OpenAI showed in an earlier paper that the latest popular artificial intelligence requires quite amazing computing power to train, and the resources required are growing at an alarming rate. Before 2012, the growth of computing power used by artificial intelligence programs mainly followed Moore's Law, and since 2012, the growth rate of computing power used by machine learning algorithms has been 7 times faster than Moore's Law.
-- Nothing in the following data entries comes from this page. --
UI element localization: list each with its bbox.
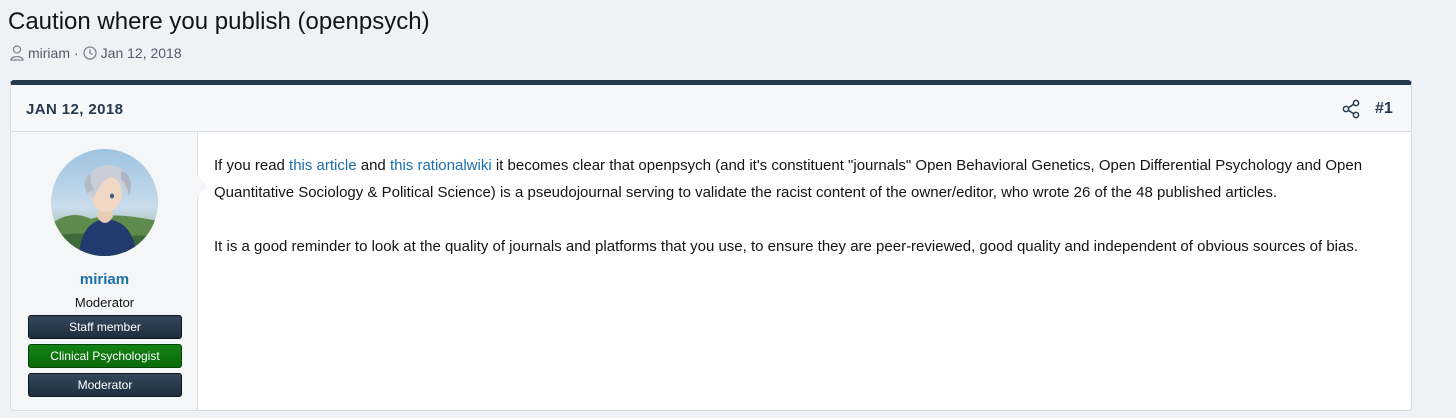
body-text: and <box>356 157 390 174</box>
clinical-psychologist-banner: Clinical Psychologist <box>28 344 182 368</box>
meta-separator: · <box>74 45 79 61</box>
staff-member-banner: Staff member <box>28 315 182 339</box>
user-icon <box>10 45 24 61</box>
user-title: Moderator <box>74 295 135 310</box>
post-header: JAN 12, 2018 #1 <box>11 85 1411 132</box>
body-text: If you read <box>214 157 290 174</box>
moderator-banner: Moderator <box>28 373 182 397</box>
thread-title: Caution where you publish (openpsych) <box>8 8 430 35</box>
clock-icon <box>83 46 97 60</box>
post-body: If you read this article and this ration… <box>214 152 1394 287</box>
share-icon[interactable] <box>1341 99 1361 119</box>
post-paragraph-1: If you read this article and this ration… <box>214 152 1394 206</box>
username-link[interactable]: miriam <box>11 271 198 288</box>
rationalwiki-link[interactable]: this rationalwiki <box>390 157 492 174</box>
thread-author-link[interactable]: miriam <box>28 45 70 61</box>
message-arrow <box>197 175 208 197</box>
thread-meta: miriam · Jan 12, 2018 <box>10 45 182 61</box>
thread-date-link[interactable]: Jan 12, 2018 <box>101 45 182 61</box>
this-article-link[interactable]: this article <box>289 157 357 174</box>
avatar[interactable] <box>51 149 158 256</box>
post-number-link[interactable]: #1 <box>1375 100 1393 118</box>
user-info-column: miriam Moderator Staff member Clinical P… <box>11 132 198 410</box>
post-paragraph-2: It is a good reminder to look at the qua… <box>214 238 1359 255</box>
post-date[interactable]: JAN 12, 2018 <box>26 101 123 118</box>
post: JAN 12, 2018 #1 miriam Moderator Staff m… <box>10 80 1412 411</box>
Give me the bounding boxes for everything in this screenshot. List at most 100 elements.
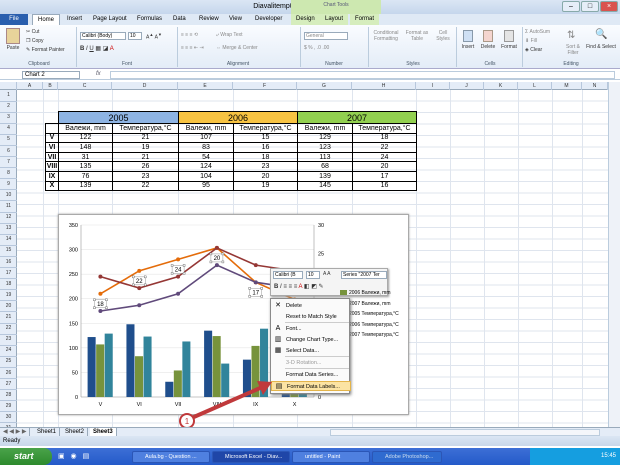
copy-button[interactable]: ❐ Copy <box>26 38 44 44</box>
tab-insert[interactable]: Insert <box>62 14 87 25</box>
value-cell[interactable]: 19 <box>233 180 298 192</box>
row-header[interactable]: 21 <box>0 312 17 324</box>
value-cell[interactable]: 18 <box>352 132 417 144</box>
row-header[interactable]: 7 <box>0 157 17 169</box>
selection-handle[interactable] <box>182 264 186 267</box>
value-cell[interactable]: 148 <box>58 142 113 153</box>
year-header[interactable]: 2007 <box>297 111 417 124</box>
tab-developer[interactable]: Developer <box>250 14 287 25</box>
value-cell[interactable]: 123 <box>297 142 353 153</box>
series-marker[interactable] <box>253 263 258 268</box>
horizontal-scrollbar[interactable] <box>330 429 600 436</box>
row-header[interactable]: 6 <box>0 146 17 157</box>
cut-button[interactable]: ✂ Cut <box>26 29 39 35</box>
selection-handle[interactable] <box>93 306 96 310</box>
row-header[interactable]: 5 <box>0 134 17 146</box>
bar[interactable] <box>104 333 113 397</box>
x-tick-label[interactable]: V <box>99 402 103 408</box>
tab-layout[interactable]: Layout <box>320 14 349 25</box>
month-cell[interactable]: X <box>45 180 59 192</box>
data-label[interactable]: 22 <box>136 279 143 285</box>
selection-handle[interactable] <box>221 252 225 256</box>
context-menu-item[interactable]: Format Data Labels... ▤ <box>271 381 351 391</box>
close-button[interactable]: × <box>600 1 618 12</box>
value-cell[interactable]: 15 <box>233 132 298 144</box>
series-marker[interactable] <box>253 280 258 285</box>
column-header[interactable]: K <box>484 82 518 90</box>
column-header[interactable]: H <box>352 82 416 90</box>
selection-handle[interactable] <box>132 283 135 287</box>
tab-data[interactable]: Data <box>168 14 191 25</box>
value-cell[interactable]: 54 <box>178 151 234 163</box>
mini-grow-icon[interactable]: A A <box>323 271 331 277</box>
value-cell[interactable]: 139 <box>297 170 353 182</box>
context-menu-item[interactable]: Reset to Match Style <box>271 312 351 322</box>
bar[interactable] <box>87 337 96 397</box>
selection-handle[interactable] <box>248 295 251 298</box>
row-header[interactable]: 19 <box>0 290 17 302</box>
column-header[interactable]: I <box>416 82 450 90</box>
value-cell[interactable]: 17 <box>352 170 417 182</box>
name-box[interactable]: Chart 2 <box>22 71 80 79</box>
y-tick-label[interactable]: 100 <box>69 346 78 352</box>
column-header[interactable]: M <box>552 82 582 90</box>
x-tick-label[interactable]: VI <box>137 402 143 408</box>
selection-handle[interactable] <box>144 283 147 287</box>
series-marker[interactable] <box>98 291 103 296</box>
data-label[interactable]: 18 <box>97 302 104 308</box>
column-header[interactable]: J <box>450 82 484 90</box>
merge-center-button[interactable]: ⇔ Merge & Center <box>216 45 258 51</box>
series-marker[interactable] <box>214 245 219 250</box>
row-header[interactable]: 16 <box>0 257 17 268</box>
selection-handle[interactable] <box>248 287 251 290</box>
tab-format[interactable]: Format <box>350 14 380 25</box>
row-header[interactable]: 22 <box>0 323 17 335</box>
bar[interactable] <box>126 324 135 397</box>
y-tick-label[interactable]: 50 <box>72 370 78 376</box>
year-header[interactable]: 2006 <box>178 111 298 124</box>
selection-handle[interactable] <box>105 306 108 310</box>
value-cell[interactable]: 16 <box>233 142 298 153</box>
context-menu-item[interactable]: Font... A <box>271 324 351 334</box>
series-line[interactable] <box>100 247 295 301</box>
y-tick-label[interactable]: 250 <box>69 272 78 278</box>
column-header[interactable]: C <box>58 82 112 90</box>
value-cell[interactable]: 124 <box>178 161 234 172</box>
row-header[interactable]: 28 <box>0 390 17 402</box>
bar[interactable] <box>143 336 152 397</box>
number-format-icons[interactable]: $ % , .0 .00 <box>304 45 329 51</box>
formula-input[interactable] <box>110 71 615 79</box>
mini-format-icons[interactable]: B I ≡ ≡ ≡ A ◧ ◩ ✎ <box>274 283 324 290</box>
vertical-scrollbar[interactable] <box>608 82 620 427</box>
row-header[interactable]: 10 <box>0 190 17 202</box>
row-header[interactable]: 15 <box>0 245 17 257</box>
format-as-table-button[interactable]: Format as Table <box>402 30 432 42</box>
row-header[interactable]: 17 <box>0 268 17 280</box>
cell-styles-button[interactable]: Cell Styles <box>432 30 454 42</box>
data-label[interactable]: 17 <box>252 290 259 296</box>
fill-button[interactable]: ⬇ Fill <box>525 38 537 44</box>
row-header[interactable]: 18 <box>0 279 17 291</box>
row-header[interactable]: 12 <box>0 212 17 224</box>
selection-handle[interactable] <box>144 275 147 279</box>
selection-handle[interactable] <box>182 272 186 275</box>
row-header[interactable]: 1 <box>0 90 17 102</box>
y2-tick-label[interactable]: 30 <box>318 223 324 229</box>
quick-launch-icons[interactable]: ▣ ◉ ▤ <box>58 452 128 462</box>
row-header[interactable]: 30 <box>0 412 17 424</box>
context-menu-item[interactable]: Format Data Series... <box>271 370 351 380</box>
data-label[interactable]: 20 <box>214 256 221 262</box>
column-label[interactable]: Температура,°C <box>112 123 179 134</box>
column-header[interactable]: A <box>17 82 43 90</box>
task-button[interactable]: untitled - Paint <box>292 451 370 463</box>
series-marker[interactable] <box>98 274 103 279</box>
x-tick-label[interactable]: X <box>293 402 297 408</box>
selection-handle[interactable] <box>170 264 174 267</box>
select-all-corner[interactable] <box>0 82 17 90</box>
column-label[interactable]: Температура,°C <box>352 123 417 134</box>
value-cell[interactable]: 20 <box>352 161 417 172</box>
series-line[interactable] <box>100 264 295 312</box>
mini-font-combo[interactable]: Calibri (B <box>273 271 303 279</box>
row-header[interactable]: 14 <box>0 234 17 246</box>
column-header[interactable]: F <box>233 82 297 90</box>
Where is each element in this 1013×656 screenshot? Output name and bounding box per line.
This is why OpenAI is interested in tracking progress. For example, if the training cost of machine learning algorithms is getting higher and higher, it is important to increase the funding for academic researchers; if the efficiency trends prove to be consistent, then it is easier to predict future costs and plan investments accordingly.

Whether progress will continue unabated, the theory of Moore's Law will still hit the wall in the next few years, remains to be seen.

But as the authors write, if these trends continue in the future, artificial intelligence will become more powerful, and may be faster than we thought.